L’arte contemporanea fornisce un contesto perfetto al gioco suicidario dell’autore, che indossata la maschera da giocoliere è perfino capace di far levitare gli strumenti della sua creazione: penna, taccuino e macchina fotografica. Questa magia è immersa nel buio claustrofobico, gravita e scorre di simulacro in simulacro. Il climax avviene in un tempio buddista. Lo si raggiunge dopo avere superato lo chalet svizzero, il vero studio di Robert Combas, una lounge, un bar e anche saletta di proiezione per soft porno. Il labirinto parigino fa rimpiangere la versione minimalista di questo stesso show visto alla recente edizione di Manifesta a Zurigo. Questa è una edizione integrale meno naïf e abbisogna di idee più concrete e soprattutto da stemperare su un numero più elevato di metri quadrati.

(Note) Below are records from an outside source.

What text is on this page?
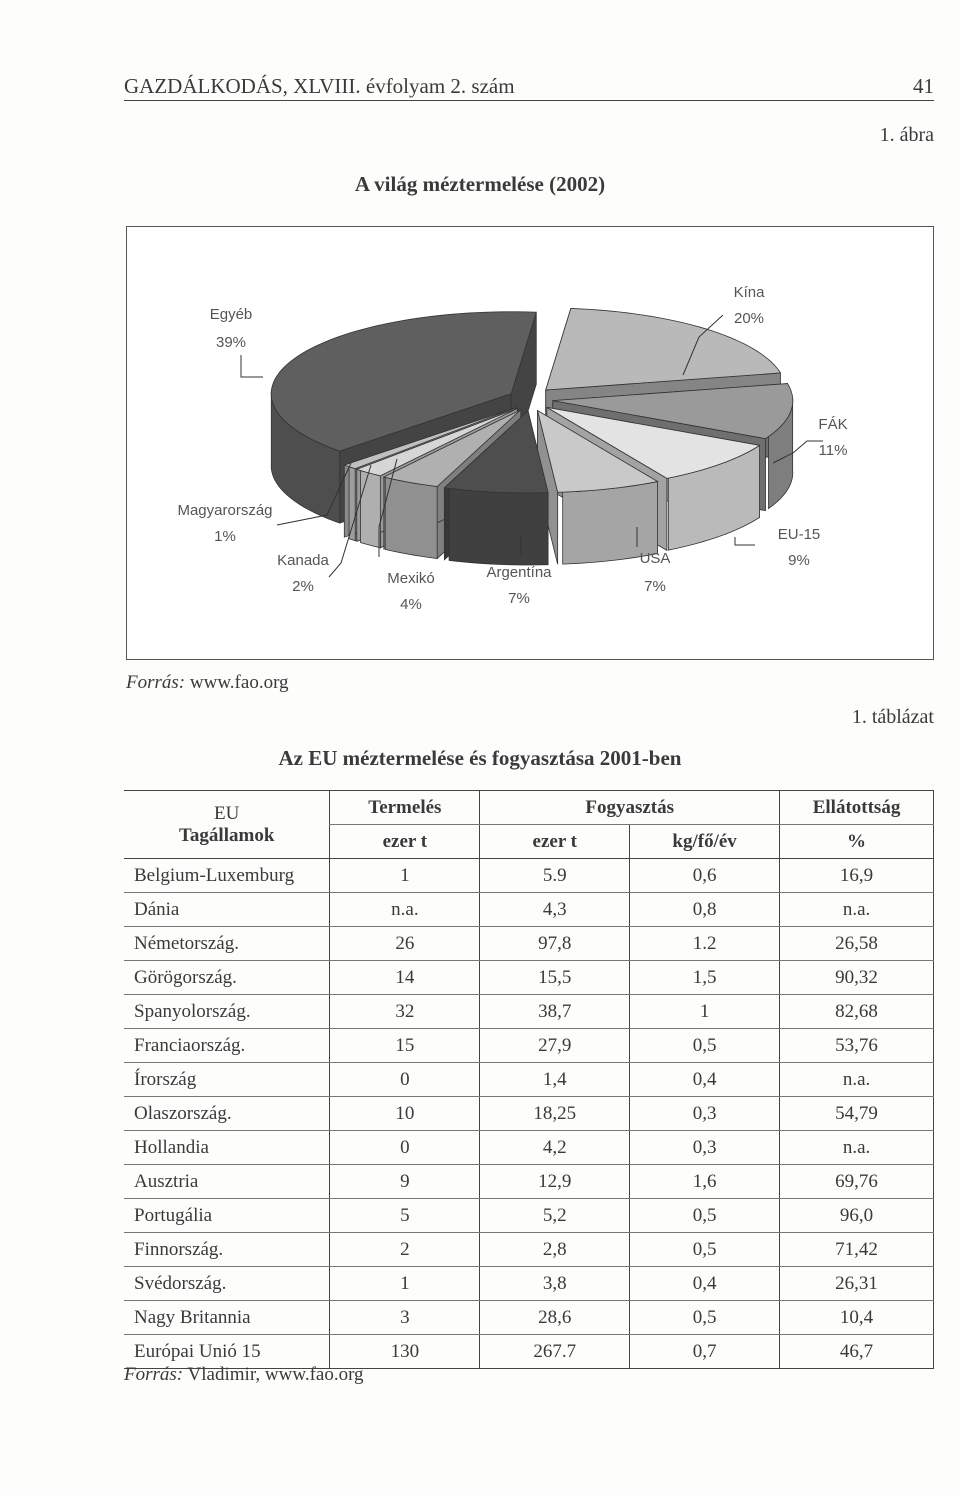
GAZDÁLKODÁS, XLVIII. évfolyam 2. szám	41
1. ábra
A világ méztermelése (2002)
Kína
20%
FÁK
11%
EU-15
9%
USA
7%
Argentína
7%
Mexikó
4%
Kanada
2%
Magyarország
1%
Egyéb
39%
Forrás: www.fao.org
1. táblázat
Az EU méztermelése és fogyasztása 2001-ben
EU
Tagállamok	Termelés	Fogyasztás		Ellátottság
	ezer t	ezer t	kg/fő/év	%
Belgium-Luxemburg	1	5.9	0,6	16,9
Dánia	n.a.	4,3	0,8	n.a.
Németország.	26	97,8	1.2	26,58
Görögország.	14	15,5	1,5	90,32
Spanyolország.	32	38,7	1	82,68
Franciaország.	15	27,9	0,5	53,76
Írország	0	1,4	0,4	n.a.
Olaszország.	10	18,25	0,3	54,79
Hollandia	0	4,2	0,3	n.a.
Ausztria	9	12,9	1,6	69,76
Portugália	5	5,2	0,5	96,0
Finnország.	2	2,8	0,5	71,42
Svédország.	1	3,8	0,4	26,31
Nagy Britannia	3	28,6	0,5	10,4
Európai Unió 15	130	267.7	0,7	46,7
Forrás: Vladimir, www.fao.org
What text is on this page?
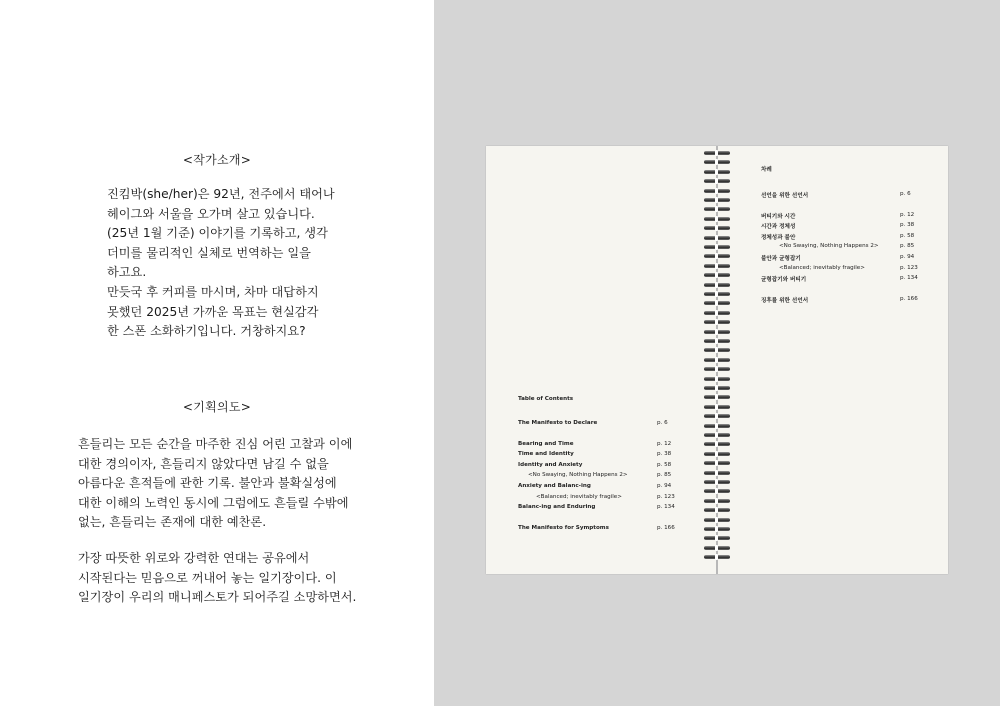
<작가소개>
진킴박(she/her)은 92년, 전주에서 태어나
헤이그와 서울을 오가며 살고 있습니다.
(25년 1월 기준) 이야기를 기록하고, 생각
더미를 물리적인 실체로 번역하는 일을
하고요.
만듯국 후 커피를 마시며, 차마 대답하지
못했던 2025년 가까운 목표는 현실감각
한 스폰 소화하기입니다. 거창하지요?
<기획의도>
흔들리는 모든 순간을 마주한 진심 어린 고찰과 이에
대한 경의이자, 흔들리지 않았다면 남길 수 없을
아름다운 흔적들에 관한 기록. 불안과 불확실성에
대한 이해의 노력인 동시에 그럼에도 흔들릴 수밖에
없는, 흔들리는 존재에 대한 예찬론.
가장 따뜻한 위로와 강력한 연대는 공유에서
시작된다는 믿음으로 꺼내어 놓는 일기장이다. 이
일기장이 우리의 매니페스토가 되어주길 소망하면서.
Table of Contents
The Manifesto to Declare	p. 6
Bearing and Time	p. 12
Time and Identity	p. 38
Identity and Anxiety	p. 58
<No Swaying, Nothing Happens 2>	p. 85
Anxiety and Balanc-ing	p. 94
<Balanced; inevitably fragile>	p. 123
Balanc-ing and Enduring	p. 134
The Manifesto for Symptoms	p. 166
차례
선언을 위한 선언서	p. 6
버티기와 시간	p. 12
시간과 정체성	p. 38
정체성과 불안	p. 58
<No Swaying, Nothing Happens 2>	p. 85
불안과 균형잡기	p. 94
<Balanced; inevitably fragile>	p. 123
균형잡기와 버티기	p. 134
징후를 위한 선언서	p. 166
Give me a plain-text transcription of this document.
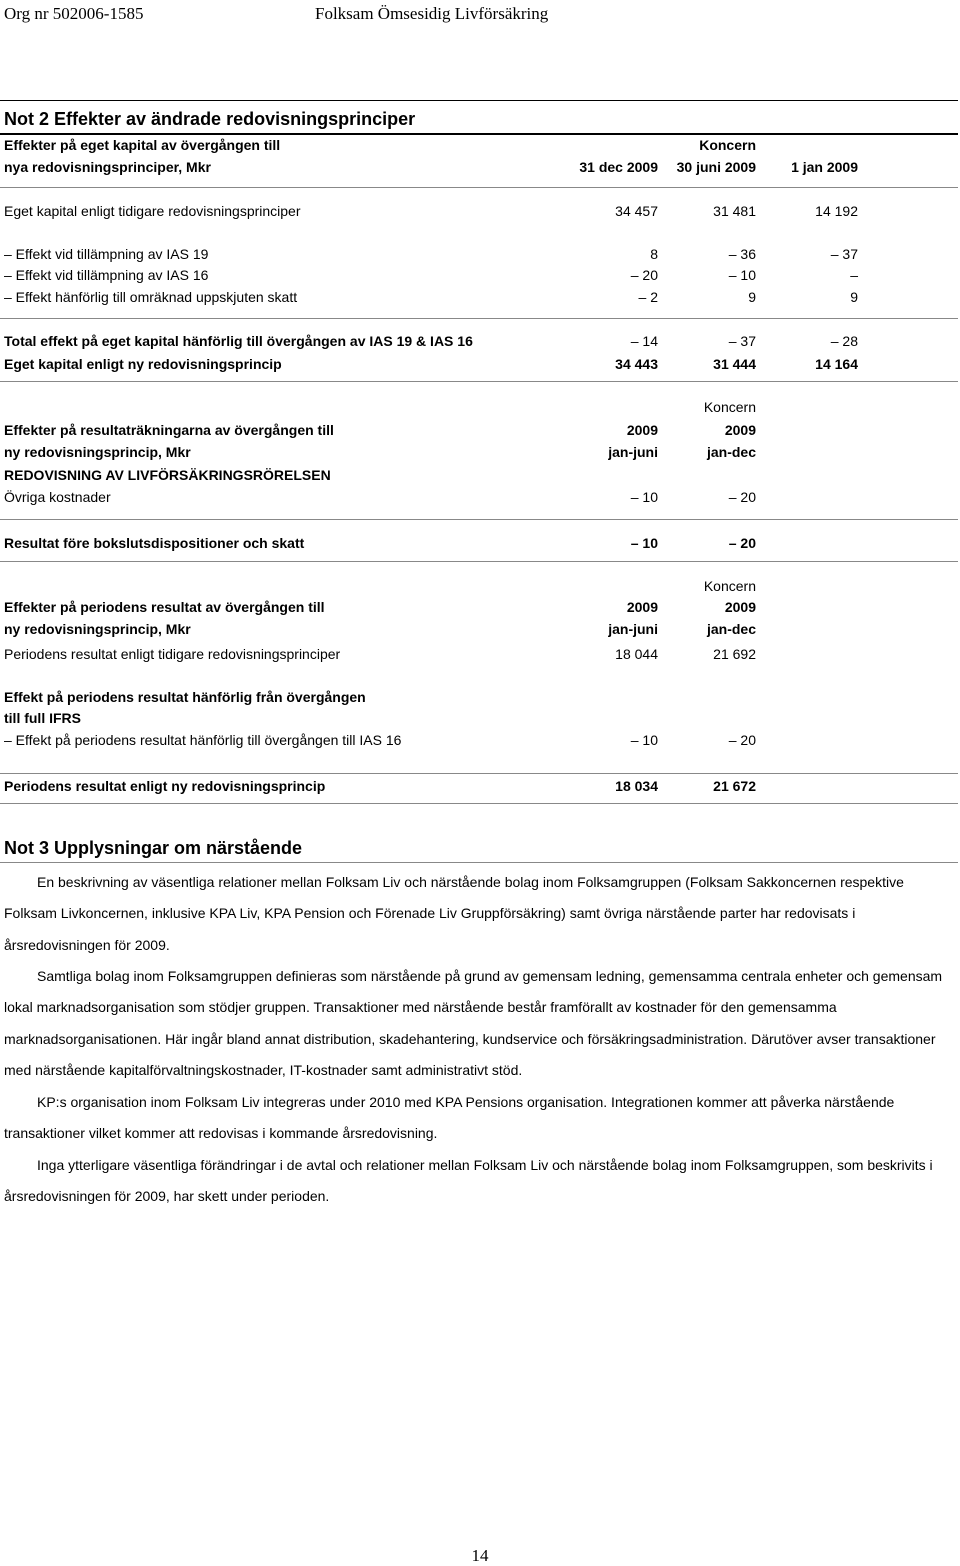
Org nr 502006-1585	Folksam Ömsesidig Livförsäkring
Not 2 Effekter av ändrade redovisningsprinciper
Effekter på eget kapital av övergången till	Koncern
nya redovisningsprinciper, Mkr	31 dec 2009	30 juni 2009	1 jan 2009
Eget kapital enligt tidigare redovisningsprinciper	34 457	31 481	14 192
– Effekt vid tillämpning av IAS 19	8	– 36	– 37
– Effekt vid tillämpning av IAS 16	– 20	– 10	–
– Effekt hänförlig till omräknad uppskjuten skatt	– 2	9	9
Total effekt på eget kapital hänförlig till övergången av IAS 19 & IAS 16	– 14	– 37	– 28
Eget kapital enligt ny redovisningsprincip	34 443	31 444	14 164
Koncern
Effekter på resultaträkningarna av övergången till	2009	2009
ny redovisningsprincip, Mkr	jan-juni	jan-dec
REDOVISNING AV LIVFÖRSÄKRINGSRÖRELSEN
Övriga kostnader	– 10	– 20
Resultat före bokslutsdispositioner och skatt	– 10	– 20
Koncern
Effekter på periodens resultat av övergången till	2009	2009
ny redovisningsprincip, Mkr	jan-juni	jan-dec
Periodens resultat enligt tidigare redovisningsprinciper	18 044	21 692
Effekt på periodens resultat hänförlig från övergången
till full IFRS
– Effekt på periodens resultat hänförlig till övergången till IAS 16	– 10	– 20
Periodens resultat enligt ny redovisningsprincip	18 034	21 672
Not 3 Upplysningar om närstående
En beskrivning av väsentliga relationer mellan Folksam Liv och närstående bolag inom Folksamgruppen (Folksam Sakkoncernen respektive Folksam Livkoncernen, inklusive KPA Liv, KPA Pension och Förenade Liv Gruppförsäkring) samt övriga närstående parter har redovisats i årsredovisningen för 2009.
Samtliga bolag inom Folksamgruppen definieras som närstående på grund av gemensam ledning, gemensamma centrala enheter och gemensam lokal marknadsorganisation som stödjer gruppen. Transaktioner med närstående består framförallt av kostnader för den gemensamma marknadsorganisationen. Här ingår bland annat distribution, skadehantering, kundservice och försäkringsadministration. Därutöver avser transaktioner med närstående kapitalförvaltningskostnader, IT-kostnader samt administrativt stöd.
KP:s organisation inom Folksam Liv integreras under 2010 med KPA Pensions organisation. Integrationen kommer att påverka närstående transaktioner vilket kommer att redovisas i kommande årsredovisning.
Inga ytterligare väsentliga förändringar i de avtal och relationer mellan Folksam Liv och närstående bolag inom Folksamgruppen, som beskrivits i årsredovisningen för 2009, har skett under perioden.
14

Un effetto Sainte Chapelle, dove ad adorare le reliquie di un torturato autore deve accorrere un pubblico che ne condivide le spine esistenziali (terrorismo islamico, terrore per il settarismo, disperazione per un sistema dell’arte ipercontrollato dal mercato) il tutto maldestramente coreografato dall’esegeta della mediocrità umana. Non certo però un semplice dedalo dove si recano a pregare gli adepti di quella scadente avventura post taylorista che è il nostro mondo e il tempo in cui viviamo. Questo almeno traspare da una quantità di noiosissime foto. Si va dal bianco e nero post-apocalittico di insulsi paesaggi, al colore impiegato in trittici dal simbolismo scadente al nichilismo della sala delle cartoline turistiche, un piccolo padiglione dell’estetica post-instagram imperante.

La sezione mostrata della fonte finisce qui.